Llevo tardes enteras intentando recolocar cada libro en su lugar, tomándome el reposo con buen humor, intentando no desesperar, encontrando nuevo retos, actividades que me mantengan cuerda sin apoyar un pie en el suelo. No creo que no vuelva a montarme en un coche, no creo que me quede traumada también con esto. Pero de lo que sí estoy segura es de que ya nunca voy a olvidar esa sensación, ese vacío ensordecedor que deja haber aprendido de cerca la definición de la expresión "un golpe seco".
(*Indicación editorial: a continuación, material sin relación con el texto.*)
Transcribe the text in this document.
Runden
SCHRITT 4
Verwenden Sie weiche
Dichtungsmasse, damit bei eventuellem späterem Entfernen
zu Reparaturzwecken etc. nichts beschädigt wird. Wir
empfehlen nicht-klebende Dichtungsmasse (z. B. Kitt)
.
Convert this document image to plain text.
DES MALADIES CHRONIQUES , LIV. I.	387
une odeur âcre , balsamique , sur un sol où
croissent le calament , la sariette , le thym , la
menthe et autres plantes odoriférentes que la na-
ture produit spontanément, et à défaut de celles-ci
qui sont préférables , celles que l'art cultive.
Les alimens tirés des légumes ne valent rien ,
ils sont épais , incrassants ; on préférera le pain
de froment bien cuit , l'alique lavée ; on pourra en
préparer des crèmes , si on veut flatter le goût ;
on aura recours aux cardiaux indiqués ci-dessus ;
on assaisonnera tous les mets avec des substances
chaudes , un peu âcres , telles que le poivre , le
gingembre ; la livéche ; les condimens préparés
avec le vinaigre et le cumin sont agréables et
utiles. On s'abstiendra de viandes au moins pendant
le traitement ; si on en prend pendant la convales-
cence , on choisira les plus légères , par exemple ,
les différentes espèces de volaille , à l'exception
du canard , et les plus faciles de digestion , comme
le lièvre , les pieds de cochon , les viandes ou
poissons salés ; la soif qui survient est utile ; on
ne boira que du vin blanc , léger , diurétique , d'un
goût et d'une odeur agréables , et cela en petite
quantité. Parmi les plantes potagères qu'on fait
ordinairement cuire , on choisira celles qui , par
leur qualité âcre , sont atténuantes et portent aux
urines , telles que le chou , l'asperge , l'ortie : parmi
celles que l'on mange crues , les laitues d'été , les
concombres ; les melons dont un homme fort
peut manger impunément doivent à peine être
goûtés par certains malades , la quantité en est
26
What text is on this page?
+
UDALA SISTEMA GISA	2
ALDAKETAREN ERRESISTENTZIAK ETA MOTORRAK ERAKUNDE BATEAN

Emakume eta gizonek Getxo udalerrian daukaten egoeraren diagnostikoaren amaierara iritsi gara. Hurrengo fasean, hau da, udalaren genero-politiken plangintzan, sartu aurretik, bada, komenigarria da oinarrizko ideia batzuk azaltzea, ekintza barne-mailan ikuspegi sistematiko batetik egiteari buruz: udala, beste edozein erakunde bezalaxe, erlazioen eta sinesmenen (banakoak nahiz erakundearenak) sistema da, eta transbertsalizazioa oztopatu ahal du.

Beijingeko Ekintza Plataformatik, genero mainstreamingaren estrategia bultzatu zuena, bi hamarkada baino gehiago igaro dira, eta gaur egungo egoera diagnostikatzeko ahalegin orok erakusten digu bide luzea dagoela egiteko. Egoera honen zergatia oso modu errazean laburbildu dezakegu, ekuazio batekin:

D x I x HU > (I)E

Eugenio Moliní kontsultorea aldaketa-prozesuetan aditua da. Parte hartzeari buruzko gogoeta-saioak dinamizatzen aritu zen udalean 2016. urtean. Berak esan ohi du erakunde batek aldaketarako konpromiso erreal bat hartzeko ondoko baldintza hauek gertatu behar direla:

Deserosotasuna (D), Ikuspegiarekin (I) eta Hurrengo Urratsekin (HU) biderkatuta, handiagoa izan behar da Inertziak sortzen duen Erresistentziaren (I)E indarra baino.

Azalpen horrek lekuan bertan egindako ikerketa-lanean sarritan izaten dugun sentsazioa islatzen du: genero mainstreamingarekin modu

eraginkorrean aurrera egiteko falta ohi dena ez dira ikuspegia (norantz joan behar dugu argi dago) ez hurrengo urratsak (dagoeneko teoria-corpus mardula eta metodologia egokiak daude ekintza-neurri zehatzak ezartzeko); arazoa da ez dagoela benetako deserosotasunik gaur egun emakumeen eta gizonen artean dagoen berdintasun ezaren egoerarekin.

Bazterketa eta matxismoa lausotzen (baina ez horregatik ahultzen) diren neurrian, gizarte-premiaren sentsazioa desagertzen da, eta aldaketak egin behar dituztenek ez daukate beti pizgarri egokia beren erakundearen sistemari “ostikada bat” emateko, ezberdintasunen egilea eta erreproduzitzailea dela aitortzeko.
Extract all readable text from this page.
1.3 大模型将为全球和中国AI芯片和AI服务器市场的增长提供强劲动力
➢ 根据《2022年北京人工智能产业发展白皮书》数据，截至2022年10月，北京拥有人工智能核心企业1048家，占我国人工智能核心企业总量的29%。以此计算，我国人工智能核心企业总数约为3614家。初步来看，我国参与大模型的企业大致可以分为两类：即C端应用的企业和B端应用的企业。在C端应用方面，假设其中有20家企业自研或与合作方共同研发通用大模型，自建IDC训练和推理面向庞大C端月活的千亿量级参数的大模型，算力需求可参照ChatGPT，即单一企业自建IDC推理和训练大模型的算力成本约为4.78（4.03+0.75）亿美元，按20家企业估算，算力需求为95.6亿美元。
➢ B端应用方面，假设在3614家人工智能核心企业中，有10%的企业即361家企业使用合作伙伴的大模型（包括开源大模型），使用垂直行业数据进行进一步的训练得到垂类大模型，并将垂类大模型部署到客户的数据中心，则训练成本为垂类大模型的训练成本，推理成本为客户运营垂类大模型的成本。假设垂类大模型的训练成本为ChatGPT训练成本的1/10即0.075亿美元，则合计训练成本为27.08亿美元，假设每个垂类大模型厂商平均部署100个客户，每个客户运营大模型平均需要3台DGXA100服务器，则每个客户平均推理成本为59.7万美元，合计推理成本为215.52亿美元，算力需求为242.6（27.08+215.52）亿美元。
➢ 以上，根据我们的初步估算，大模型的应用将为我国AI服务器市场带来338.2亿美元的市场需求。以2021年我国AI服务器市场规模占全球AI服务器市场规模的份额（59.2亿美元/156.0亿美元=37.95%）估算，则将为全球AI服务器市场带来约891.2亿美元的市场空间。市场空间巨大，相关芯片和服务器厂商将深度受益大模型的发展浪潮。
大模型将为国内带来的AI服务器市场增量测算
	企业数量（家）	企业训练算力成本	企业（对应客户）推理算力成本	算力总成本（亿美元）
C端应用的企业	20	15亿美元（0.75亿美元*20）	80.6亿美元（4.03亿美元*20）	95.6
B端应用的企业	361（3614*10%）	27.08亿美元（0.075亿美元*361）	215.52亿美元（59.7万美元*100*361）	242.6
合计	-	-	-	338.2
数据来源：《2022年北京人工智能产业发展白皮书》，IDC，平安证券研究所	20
martes, 4 de diciembre de 2018

Papel y bordes troquelados

El otro día, llegó a mis manos un sobre con fotos antiguas de la familia. Tres o cuatro fotos de mis abuelos, de mi madre, de mis tíos, en formato minimo, en blanco y negro, con bordes troquelados. Fotos más recientes y fotos de otra vida. Esta tarde, mi madre me ha dado la tarea de ir ordenándolas, por aquello de tenerme entretenida (como me cuida la mamma, eh?). He echado un rato absolutamente maravilloso, ordenando momentos que no he vivido, que me imagino. Historias que me invento, que voy construyendo con los recuerdos de los recuerdos. Las tecnologías avanzan, el cambio climático acecha y las fotos en papel han dejado paso a una ingente cantidad de información gráfica digital. Yo, además, que peco siempre por exceso y quiero documentarlo todo, en bonito, pero TODO, dejo como legado megas y megas de fotos, olvidadas en CDs, en móviles que ya no encienden, en una nube de la que olvidé la contraseña, en una cuenta de Instagram que borré y en otra que tengo temporalmente inactiva. Selfies, fotos borracha, fotos medio desnuda, fotos de viajes, de estancias, de todos los sitios por los que he pasado, de todos los carteles que llamaron mi atención. Fotos que no hace falta que herede nadie, pero que explican parte de quién soy. Algunas, pero pocas, fotos quedan ya en papel y menos que irán quedando con los años. A medida que iban pasando fotos por mis manos, me ha dado por pensar en mis nietos, si es que algún día vienen al mundo (primero sus padres, luego ellos) y en cómo pasarían una tarde como ésta, con la pierna escayolada a punto de arder en el brasero y en si tendrán la oportunidad de entretenerse ordenando fotos antiguas o si habrán desaparecido todas ya para cuando ellos hayan nacido y yo ya no esté.

lunes, 20 de agosto de 2018

Fanclub.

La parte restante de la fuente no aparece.